L’attività commerciale, all’opposto, dovrà ritenersi consentita proprio perché non espressamente esclusa dalla norma generale.
Quanto alla questione “edilizia”, il Collegio ha inoltre chiarito che costituisce mutamento di destinazione d’uso urbanisticamente rilevante ogni forma di utilizzo degli immobili diversa da quella originaria che integri una modificazione edilizia con effetti incidenti sul carico urbanistico.
In tutti questi casi, non rileverà pertanto che la destinazione d’uso sia “astrattamente” compatibile con la zona d’intervento.
L’effettivo insediamento, per la sua valenza e i suoi effetti “urbanistici”, richiederà infatti il necessario filtro del maggior titolo abilitativo, ovvero la concessione edilizia, la verifica degli standard e la quantificazione degli oneri concessori.
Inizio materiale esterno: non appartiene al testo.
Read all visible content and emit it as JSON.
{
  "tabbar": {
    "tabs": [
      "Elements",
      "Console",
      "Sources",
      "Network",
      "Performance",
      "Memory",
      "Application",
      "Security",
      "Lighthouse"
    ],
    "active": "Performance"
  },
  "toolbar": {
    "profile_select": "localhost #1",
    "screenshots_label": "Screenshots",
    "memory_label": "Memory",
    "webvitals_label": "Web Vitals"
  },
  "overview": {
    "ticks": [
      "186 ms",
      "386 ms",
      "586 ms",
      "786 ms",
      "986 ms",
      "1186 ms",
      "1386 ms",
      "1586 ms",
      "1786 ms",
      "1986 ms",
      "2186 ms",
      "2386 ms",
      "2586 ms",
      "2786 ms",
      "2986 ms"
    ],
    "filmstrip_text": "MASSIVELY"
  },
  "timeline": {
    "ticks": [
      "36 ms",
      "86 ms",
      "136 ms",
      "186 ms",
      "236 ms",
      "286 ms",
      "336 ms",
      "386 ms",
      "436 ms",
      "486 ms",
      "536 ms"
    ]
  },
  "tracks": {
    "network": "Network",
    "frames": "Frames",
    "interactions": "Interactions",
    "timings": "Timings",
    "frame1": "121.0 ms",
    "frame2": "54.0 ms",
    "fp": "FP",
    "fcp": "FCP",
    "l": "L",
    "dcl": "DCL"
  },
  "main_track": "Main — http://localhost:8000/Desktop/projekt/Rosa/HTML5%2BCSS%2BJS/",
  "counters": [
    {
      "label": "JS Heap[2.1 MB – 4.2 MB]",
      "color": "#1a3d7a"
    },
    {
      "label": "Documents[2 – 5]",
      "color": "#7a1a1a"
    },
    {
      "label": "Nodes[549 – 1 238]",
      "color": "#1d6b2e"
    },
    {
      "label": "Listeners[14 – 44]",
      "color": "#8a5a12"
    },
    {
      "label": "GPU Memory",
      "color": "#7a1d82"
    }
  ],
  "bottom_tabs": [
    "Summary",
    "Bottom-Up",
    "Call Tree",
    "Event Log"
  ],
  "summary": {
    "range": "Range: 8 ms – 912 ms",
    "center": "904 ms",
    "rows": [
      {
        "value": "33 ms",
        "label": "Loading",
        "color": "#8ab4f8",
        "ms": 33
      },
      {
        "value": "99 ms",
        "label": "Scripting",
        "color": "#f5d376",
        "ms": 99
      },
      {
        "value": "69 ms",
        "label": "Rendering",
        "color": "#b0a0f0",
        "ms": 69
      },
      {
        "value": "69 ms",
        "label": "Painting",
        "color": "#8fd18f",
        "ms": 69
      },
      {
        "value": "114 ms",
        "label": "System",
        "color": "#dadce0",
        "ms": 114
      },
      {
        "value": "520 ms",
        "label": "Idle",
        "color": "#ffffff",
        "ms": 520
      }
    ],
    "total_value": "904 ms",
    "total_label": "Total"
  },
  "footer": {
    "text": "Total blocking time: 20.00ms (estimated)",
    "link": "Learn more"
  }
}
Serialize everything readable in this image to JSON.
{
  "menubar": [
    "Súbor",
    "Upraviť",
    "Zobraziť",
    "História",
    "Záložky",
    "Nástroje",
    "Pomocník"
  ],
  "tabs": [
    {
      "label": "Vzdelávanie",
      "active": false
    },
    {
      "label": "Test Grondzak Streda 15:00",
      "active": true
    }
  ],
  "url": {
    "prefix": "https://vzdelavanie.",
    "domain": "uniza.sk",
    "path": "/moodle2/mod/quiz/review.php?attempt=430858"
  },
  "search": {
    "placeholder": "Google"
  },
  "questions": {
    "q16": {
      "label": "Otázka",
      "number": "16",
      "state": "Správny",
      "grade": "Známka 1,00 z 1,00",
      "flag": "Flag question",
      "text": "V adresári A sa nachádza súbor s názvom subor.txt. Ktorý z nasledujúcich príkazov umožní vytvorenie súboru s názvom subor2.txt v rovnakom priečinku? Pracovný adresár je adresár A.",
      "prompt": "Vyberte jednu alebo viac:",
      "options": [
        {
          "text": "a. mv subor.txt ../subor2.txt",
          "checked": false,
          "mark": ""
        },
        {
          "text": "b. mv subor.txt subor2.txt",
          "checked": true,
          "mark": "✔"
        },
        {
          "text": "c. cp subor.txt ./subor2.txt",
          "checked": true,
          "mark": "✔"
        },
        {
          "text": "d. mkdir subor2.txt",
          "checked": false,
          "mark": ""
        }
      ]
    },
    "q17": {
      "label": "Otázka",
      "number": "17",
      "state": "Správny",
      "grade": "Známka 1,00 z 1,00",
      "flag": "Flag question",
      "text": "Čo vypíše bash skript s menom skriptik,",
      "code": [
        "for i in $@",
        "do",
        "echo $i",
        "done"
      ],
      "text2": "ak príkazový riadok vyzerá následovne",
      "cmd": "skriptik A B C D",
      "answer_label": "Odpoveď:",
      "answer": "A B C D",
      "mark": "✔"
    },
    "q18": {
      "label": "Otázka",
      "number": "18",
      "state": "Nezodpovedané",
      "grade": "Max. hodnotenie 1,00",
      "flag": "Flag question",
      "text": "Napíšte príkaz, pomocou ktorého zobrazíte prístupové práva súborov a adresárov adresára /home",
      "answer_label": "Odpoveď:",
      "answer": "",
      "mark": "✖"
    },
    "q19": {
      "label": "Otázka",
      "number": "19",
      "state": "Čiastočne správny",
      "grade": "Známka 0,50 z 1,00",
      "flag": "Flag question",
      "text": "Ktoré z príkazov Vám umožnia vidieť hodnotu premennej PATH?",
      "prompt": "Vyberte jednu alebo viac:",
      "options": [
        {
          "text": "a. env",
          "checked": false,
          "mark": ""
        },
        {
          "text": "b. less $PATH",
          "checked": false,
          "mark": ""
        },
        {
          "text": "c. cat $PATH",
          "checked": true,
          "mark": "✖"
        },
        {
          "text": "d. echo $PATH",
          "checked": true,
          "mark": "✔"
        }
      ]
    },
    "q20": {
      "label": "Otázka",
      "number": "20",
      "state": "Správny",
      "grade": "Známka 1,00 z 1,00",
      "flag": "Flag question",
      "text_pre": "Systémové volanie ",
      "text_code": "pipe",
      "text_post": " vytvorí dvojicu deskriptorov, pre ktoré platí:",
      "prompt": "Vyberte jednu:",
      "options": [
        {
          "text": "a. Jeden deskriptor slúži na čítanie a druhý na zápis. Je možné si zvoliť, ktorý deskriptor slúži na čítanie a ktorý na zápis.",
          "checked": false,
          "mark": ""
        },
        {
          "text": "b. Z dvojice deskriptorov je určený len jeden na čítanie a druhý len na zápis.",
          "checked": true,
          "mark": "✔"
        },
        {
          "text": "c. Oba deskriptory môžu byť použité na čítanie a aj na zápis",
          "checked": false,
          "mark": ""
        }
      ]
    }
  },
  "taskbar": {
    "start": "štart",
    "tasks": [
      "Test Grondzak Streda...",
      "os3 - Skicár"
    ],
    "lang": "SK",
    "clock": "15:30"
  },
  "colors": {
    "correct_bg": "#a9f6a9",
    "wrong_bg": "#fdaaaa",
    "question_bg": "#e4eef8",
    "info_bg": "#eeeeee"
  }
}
Nel fare ciò, il Tar ha dunque respinto il ricorso – accogliendo su punto l’eccezione formulata dall’amministrazione comunale – ritenendo che il cambio di destinazione d’uso prospettato dal ricorrente, sebbene teoricamente ammissibile in zona “industriale”, non fosse in ogni caso assentibile con semplice SCIA, comportando una modifica urbanisticamente rilevante, nel senso sopra chiarito, che necessitava di apposita concessione edilizia.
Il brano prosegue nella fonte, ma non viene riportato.